Violence and self-harm in prisons are “unacceptably high”, the Justice Secretary has admitted, after official figures revealed both have surged again to reach new record levels – and calls for his Prisons Minister Rory Stewart to resign intensify
David Gauke acknowledged the latest official safety in custody statistics for England and Wales were “disturbing” after they showed increases across all of the key categories.
In the year to September, there were 33,803 assault incidents, up 20% on the previous 12 months.
Of those, nearly 4,000 were recorded as “serious” – such as those which require medical treatment or result in fractures, burns, or extensive bruising.
Assaults on staff also continue to rise, reaching record highs.
They increased by 29% year on year, to 10,085, including 997 which were serious, although the Ministry of Justice said a change in the way these figures are recorded may have contributed to the jump.
There were 52,814 self-harm incidents, a 23% increase, and a new record high, according to the MoJ’s report.
It also revealed there were 325 deaths in prison custody in the 12 months to December 2018, up 10% from the previous year. Of these, four were homicides.
Mr Gauke said: “Violence and self-harm in our prisons is unacceptably high and these figures underline why we are spending an extra £70m to fight the drugs plaguing prisons and boost security, while also training over 4,000 new prison officers in handling the complex offender population.
“Clearly there is a huge amount yet to be done but I am determined to cut the violence so prisons can focus on rehabilitating the offenders who will be back out at some point.
“And while these figures are disturbing, I am optimistic that the measures we have been putting in place will help us to reduce violence and ultimately better protect the public.”
Shadow justice secretary Richard Burgon claimed cuts to staff and budgets were “directly to blame for violence spiralling out of control in our prisons”.
He said: “Our prisons have become a danger to officers, inmates and wider society.”
The Government has come under sustained pressure in recent years over the state of jails after a safety crisis swept through much of the estate.
The new statistics show the overall number of assaults has more than doubled in the last four years.
While the vast majority of the incidents are recorded in male establishments, female prisons have also registered an increase in assaults, with 1,396 in the 12 months to September – the highest number for an equivalent period in the last decade.
Ministers say drugs, and psychoactive substances – formerly known as legal highs – have been a “game changer” in destabilising prisons.
Ahead of the latest findings, the Government announced that new scanning equipment that can detect invisible traces of illicit substances soaked into clothing and paper is up and running in 10 of the most challenging jails.

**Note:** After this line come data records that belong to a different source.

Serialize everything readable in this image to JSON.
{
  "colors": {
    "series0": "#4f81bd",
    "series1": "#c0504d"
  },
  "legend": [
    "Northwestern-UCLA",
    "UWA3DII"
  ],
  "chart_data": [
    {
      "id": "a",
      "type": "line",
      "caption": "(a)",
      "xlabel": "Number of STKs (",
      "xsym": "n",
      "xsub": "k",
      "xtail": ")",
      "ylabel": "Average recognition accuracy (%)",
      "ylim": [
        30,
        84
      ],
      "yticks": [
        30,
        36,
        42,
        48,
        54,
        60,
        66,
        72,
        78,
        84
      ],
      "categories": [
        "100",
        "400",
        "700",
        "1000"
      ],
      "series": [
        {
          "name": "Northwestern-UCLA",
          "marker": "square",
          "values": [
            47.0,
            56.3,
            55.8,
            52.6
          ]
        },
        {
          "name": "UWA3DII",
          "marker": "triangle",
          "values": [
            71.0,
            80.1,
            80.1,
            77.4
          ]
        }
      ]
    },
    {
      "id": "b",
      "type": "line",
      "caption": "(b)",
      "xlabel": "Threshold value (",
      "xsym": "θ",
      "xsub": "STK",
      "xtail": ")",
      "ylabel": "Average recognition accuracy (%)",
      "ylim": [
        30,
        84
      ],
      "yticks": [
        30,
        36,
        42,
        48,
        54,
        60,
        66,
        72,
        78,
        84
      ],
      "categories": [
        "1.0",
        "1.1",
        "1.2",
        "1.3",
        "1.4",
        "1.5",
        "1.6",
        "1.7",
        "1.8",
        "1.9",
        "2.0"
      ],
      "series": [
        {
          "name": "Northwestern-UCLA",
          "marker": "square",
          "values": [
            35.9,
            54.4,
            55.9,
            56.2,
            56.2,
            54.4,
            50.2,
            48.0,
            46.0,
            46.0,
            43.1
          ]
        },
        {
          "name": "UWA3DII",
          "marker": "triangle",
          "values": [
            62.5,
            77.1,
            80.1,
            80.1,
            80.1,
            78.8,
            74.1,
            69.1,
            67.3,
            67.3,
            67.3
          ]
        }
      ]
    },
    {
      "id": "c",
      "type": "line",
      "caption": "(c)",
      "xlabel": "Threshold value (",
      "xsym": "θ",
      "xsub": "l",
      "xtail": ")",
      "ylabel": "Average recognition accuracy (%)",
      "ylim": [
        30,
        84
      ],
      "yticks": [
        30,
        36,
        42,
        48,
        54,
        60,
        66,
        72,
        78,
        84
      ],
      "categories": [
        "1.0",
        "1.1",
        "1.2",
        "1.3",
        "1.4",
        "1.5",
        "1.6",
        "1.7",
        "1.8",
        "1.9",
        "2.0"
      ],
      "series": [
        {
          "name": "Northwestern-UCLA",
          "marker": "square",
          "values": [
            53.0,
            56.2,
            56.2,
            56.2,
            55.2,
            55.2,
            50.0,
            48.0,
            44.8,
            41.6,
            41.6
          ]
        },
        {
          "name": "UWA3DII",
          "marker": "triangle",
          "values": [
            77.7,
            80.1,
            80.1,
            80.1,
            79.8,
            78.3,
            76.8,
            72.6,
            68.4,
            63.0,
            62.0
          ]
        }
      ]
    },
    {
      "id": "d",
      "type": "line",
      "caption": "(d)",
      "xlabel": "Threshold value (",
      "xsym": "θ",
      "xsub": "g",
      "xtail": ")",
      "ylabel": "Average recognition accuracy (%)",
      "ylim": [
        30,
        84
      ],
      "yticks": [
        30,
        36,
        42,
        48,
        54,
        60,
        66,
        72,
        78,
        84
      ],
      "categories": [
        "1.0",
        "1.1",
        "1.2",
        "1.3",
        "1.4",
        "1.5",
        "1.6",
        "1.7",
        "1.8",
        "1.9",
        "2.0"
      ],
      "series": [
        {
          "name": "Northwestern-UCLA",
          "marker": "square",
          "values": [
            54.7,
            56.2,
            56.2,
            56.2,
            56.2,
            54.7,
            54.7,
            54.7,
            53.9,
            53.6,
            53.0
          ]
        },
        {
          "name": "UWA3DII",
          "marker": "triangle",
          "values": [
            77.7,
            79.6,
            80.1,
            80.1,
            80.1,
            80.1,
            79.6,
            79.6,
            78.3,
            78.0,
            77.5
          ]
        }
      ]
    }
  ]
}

Mr Stewart has also suggested that jail sentences of six months or less for most crimes could be scrapped to alleviate pressure on the system.
The Press Association revealed on Thursday that prisons have been issued with detailed guidance on handling incoming mail following a surge in attempts to smuggle in drug-laced paper and other contraband via post.
An official security briefing says correspondence is being exploited to convey illicit substances and items into establishments, with instances reported in all prison regions.
Mark Day, of the Prison Reform Trust, said: “These disturbing figures show every indicator of prison safety to be pointing the wrong way, with a rise in numbers of natural and self-inflicted deaths and record levels of self-harm and assaults.
“The measures the Government have put in place to improve prison safety, including increasing staff numbers and the roll-out of a new key worker model, have not yet succeeded in reversing this rising trend.”
Andrew Neilson, of the Howard League for Penal Reform, said: “Ministers have announced their intention to reform sentencing, and the harrowing statistics published today show why action is needed so urgently.”
Mark Leech, Editor of The Prisons Handbook, was scathing about Rory Stewart, calling him ‘hapless and hopeless’.
Mr Leech said: “Over the last six to eight months Rory Stewart our Prisons Minister has spent night and day tweeting about what?
“Deaths in custody?
“Assaults on staff and prisoners?
“He has spent his time tweeting about Brexit – don’t take my word for it go and look at his twitter account.
“He’s the Prisons Minister, yet to watch him you’d think he was the Brexit Secretary.
“Sure he’s a nice guy, pleasant sociable, fun at times – but let me tell you this: as a Prisons Minister he’s both hapless and hopeless – he promised to resign, now let us see him live up to his word and just do it.
“Put control of our prisons, its policies, its recruitment, its funding, its staffing back where it belongs, inside HMPPS and those who actually know what a cell door looks like.”